Why Don't Planets Fall Into the Sun?
Gravity pulls inward while motion carries planets sideways
Planets do fall toward the Sun, but they also move sideways very fast. The sideways motion keeps them from hitting the Sun. The result is an orbit, which is a path made by falling around the Sun again and again.
The Sun pulls on every planet with gravity. That pull never turns off. If a planet were sitting still near the Sun, it would fall straight in. Planets are not sitting still. They formed from a spinning disk of gas and dust, so they already had sideways motion. That sideways motion is called tangential velocity. Gravity keeps bending the planet’s path inward, while the planet keeps moving forward. Together, those two motions make an orbit. This idea goes back to Isaac Newton. He pictured a cannonball fired from a high mountain. Fire it slowly, and it falls to the ground. Fire it fast enough, and Earth curves away underneath it as it falls. A planet does the same kind of thing around the Sun. It is always falling, but it keeps missing.
Gravity pulls inward
Gravity changes a planet’s direction, not just its speed.
Sideways motion matters
A planet misses the Sun because it keeps moving sideways.
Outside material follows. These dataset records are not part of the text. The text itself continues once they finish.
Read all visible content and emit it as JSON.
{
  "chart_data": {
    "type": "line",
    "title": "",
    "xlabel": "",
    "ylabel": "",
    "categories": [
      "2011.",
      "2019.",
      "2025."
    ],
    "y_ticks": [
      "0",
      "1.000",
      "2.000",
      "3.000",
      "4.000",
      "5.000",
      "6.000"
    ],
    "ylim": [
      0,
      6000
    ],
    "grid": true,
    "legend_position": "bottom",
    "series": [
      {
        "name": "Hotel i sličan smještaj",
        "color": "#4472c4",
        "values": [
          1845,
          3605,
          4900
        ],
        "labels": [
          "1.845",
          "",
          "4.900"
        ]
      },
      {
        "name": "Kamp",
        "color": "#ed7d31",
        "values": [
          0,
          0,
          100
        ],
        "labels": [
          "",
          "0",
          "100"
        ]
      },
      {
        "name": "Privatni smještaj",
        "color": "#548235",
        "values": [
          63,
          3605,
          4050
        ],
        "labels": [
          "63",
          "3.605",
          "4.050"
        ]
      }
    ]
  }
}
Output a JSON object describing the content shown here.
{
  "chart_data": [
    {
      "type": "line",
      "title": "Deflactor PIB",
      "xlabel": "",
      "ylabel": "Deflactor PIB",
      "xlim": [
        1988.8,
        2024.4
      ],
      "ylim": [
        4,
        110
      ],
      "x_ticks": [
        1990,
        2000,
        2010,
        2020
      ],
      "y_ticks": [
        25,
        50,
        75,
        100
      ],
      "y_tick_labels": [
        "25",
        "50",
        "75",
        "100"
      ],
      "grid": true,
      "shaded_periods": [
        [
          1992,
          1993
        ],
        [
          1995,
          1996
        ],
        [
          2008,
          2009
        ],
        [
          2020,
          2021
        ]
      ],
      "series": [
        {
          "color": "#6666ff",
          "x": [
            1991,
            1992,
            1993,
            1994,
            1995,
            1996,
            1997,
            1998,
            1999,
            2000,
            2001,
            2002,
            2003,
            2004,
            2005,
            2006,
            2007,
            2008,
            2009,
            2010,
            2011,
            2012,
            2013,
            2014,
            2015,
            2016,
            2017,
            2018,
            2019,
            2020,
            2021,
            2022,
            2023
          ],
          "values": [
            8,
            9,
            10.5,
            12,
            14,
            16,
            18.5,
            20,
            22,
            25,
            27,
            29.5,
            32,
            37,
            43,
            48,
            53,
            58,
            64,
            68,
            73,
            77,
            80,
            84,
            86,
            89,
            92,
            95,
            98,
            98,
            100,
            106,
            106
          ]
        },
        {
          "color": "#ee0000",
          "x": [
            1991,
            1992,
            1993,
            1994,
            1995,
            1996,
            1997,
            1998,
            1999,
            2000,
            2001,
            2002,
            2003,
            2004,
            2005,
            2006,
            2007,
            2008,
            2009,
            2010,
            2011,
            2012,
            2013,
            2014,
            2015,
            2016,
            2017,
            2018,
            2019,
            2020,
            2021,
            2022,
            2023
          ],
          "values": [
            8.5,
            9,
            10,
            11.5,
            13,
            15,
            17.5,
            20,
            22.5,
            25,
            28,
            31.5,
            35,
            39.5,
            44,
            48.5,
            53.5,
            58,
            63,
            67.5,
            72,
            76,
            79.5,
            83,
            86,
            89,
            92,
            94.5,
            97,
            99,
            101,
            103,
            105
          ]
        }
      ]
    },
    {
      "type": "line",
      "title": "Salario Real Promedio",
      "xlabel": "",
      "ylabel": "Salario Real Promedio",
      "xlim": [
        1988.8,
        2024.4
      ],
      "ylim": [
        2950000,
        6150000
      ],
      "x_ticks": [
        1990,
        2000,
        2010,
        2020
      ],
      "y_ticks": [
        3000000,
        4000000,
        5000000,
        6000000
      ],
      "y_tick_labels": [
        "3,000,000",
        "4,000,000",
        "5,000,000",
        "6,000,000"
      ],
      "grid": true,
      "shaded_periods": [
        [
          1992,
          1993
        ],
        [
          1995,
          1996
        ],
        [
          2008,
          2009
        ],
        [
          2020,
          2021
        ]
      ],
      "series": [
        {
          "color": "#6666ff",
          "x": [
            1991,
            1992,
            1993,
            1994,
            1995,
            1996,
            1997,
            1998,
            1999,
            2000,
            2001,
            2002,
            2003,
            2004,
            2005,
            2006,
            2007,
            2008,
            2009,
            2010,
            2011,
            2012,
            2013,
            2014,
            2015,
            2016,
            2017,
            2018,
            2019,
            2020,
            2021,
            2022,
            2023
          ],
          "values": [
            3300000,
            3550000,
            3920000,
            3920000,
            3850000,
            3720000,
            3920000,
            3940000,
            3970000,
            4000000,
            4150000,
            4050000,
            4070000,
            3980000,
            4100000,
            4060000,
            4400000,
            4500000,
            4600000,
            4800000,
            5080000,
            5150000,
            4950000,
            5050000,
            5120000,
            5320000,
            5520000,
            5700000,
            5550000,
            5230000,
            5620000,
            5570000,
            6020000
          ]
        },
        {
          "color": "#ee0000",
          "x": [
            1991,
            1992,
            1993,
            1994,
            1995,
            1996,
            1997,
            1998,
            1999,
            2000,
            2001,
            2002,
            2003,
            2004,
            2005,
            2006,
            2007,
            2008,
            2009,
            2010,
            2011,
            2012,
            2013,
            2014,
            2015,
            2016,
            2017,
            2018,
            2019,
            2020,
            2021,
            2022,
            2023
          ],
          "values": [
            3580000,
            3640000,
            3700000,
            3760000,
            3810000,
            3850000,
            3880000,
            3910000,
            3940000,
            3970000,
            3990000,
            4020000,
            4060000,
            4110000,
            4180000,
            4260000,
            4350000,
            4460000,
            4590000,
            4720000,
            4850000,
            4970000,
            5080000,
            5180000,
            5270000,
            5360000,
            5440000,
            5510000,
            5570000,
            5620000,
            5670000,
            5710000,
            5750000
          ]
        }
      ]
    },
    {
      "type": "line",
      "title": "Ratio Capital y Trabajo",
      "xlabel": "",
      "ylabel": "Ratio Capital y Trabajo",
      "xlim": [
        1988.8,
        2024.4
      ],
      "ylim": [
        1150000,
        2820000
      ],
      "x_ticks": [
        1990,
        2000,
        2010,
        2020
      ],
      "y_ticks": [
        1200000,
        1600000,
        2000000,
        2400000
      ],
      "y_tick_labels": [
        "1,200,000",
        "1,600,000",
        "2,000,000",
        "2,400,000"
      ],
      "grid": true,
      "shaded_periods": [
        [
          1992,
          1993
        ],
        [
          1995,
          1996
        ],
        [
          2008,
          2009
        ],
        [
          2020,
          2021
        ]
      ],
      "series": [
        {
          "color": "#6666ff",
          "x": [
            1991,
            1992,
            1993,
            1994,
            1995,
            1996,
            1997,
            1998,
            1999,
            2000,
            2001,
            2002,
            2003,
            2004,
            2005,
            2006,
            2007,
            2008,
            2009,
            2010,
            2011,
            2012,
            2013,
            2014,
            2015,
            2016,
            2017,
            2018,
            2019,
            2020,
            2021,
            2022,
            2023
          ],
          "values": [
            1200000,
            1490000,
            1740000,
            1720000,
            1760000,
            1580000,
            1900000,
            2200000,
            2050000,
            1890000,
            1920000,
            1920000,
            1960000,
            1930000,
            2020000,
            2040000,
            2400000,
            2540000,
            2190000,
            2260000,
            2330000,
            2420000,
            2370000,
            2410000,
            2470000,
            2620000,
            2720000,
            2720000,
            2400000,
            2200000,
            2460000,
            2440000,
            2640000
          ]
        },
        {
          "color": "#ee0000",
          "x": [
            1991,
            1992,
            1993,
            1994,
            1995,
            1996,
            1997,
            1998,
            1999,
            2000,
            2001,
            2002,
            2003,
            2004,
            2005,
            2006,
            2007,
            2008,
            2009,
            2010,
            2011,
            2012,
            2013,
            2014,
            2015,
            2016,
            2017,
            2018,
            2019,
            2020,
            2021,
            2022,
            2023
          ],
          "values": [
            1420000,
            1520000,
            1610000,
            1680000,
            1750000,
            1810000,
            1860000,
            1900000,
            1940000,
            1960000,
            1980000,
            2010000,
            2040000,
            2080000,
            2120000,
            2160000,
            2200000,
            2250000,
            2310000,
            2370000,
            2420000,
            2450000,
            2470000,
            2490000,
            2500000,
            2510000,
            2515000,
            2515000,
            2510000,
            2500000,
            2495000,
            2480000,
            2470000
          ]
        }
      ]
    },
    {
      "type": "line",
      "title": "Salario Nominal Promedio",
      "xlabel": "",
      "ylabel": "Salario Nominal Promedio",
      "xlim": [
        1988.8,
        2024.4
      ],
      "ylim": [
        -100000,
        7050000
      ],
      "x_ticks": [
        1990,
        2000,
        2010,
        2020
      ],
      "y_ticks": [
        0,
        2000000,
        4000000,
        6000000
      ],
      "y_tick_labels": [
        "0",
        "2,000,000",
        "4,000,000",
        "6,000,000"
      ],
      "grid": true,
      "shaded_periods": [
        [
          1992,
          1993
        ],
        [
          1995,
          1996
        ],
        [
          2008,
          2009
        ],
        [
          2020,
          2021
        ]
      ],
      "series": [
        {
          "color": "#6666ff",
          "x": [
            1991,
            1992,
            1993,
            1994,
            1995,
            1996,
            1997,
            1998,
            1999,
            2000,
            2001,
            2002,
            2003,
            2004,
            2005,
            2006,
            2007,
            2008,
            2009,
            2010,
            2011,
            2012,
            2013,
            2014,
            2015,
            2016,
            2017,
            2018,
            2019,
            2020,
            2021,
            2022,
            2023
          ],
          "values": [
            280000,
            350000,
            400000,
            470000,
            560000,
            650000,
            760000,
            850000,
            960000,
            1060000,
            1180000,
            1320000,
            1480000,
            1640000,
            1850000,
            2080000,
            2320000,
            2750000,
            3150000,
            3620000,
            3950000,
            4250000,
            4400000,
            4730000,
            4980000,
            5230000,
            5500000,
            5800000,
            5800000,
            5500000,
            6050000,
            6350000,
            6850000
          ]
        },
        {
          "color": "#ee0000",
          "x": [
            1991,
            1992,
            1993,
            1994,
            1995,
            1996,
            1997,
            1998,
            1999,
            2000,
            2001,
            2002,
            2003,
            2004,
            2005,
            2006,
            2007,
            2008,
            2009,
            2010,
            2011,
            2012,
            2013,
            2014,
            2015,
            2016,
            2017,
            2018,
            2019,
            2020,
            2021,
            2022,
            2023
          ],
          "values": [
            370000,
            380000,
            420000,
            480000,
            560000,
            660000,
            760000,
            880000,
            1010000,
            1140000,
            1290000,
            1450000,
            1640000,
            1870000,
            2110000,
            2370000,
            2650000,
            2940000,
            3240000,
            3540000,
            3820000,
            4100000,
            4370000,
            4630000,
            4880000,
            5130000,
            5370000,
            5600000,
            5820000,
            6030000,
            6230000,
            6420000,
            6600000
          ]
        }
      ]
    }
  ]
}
An orbit is falling around
Orbiting is continuous falling with enough sideways speed.
There is no outward force
The inward force is gravity. The sideways motion comes from inertia.
Speed sets the path
Distance and speed work together to shape an orbit.
Vocabulary
- Gravity
- An attractive force between objects with mass. In the solar system, the Sun’s gravity pulls planets inward.
- Tangential velocity
- Motion along the edge of a curved path. For a planet, it is the sideways motion that helps it keep missing the Sun.
- Orbit
- The repeated path of an object around another object in space, caused by forward motion and gravity.
- Inertia
- The tendency of an object to keep moving in a straight line at the same speed unless a force acts on it.
- Centripetal acceleration
- A change in motion directed toward the center of a curved path. In planetary orbits, gravity causes it.
- Ellipse
- An oval-shaped path. Planetary orbits are ellipses, with the Sun near one focus.
In the Classroom
String orbit model
15 minutes | Grades 6-8
Tie a small soft ball to a string and swing it gently in a circle. Students identify the inward pull from the string and compare it with the Sun’s gravity in an orbit.
Newton cannon sketch
20 minutes | Grades 6-8
Students draw three launch paths from a tall mountain on a curved Earth. They explain why the fastest path can keep falling without hitting the ground.
Orbit speed compare
30 minutes | Grades 6-8
Students use planet distance and orbital period data to rank planets by average orbital speed. They look for the pattern that closer planets move faster.
Key Takeaways
- • Planets do fall toward the Sun, but their sideways motion keeps them from hitting it.
- • Gravity supplies the inward pull that bends a planet’s path.
- • Without gravity, a planet would move away in a straight line.
- • There is no real outward force needed to keep a planet in orbit.
- • Closer planets usually move faster because the Sun’s gravity is stronger near the Sun.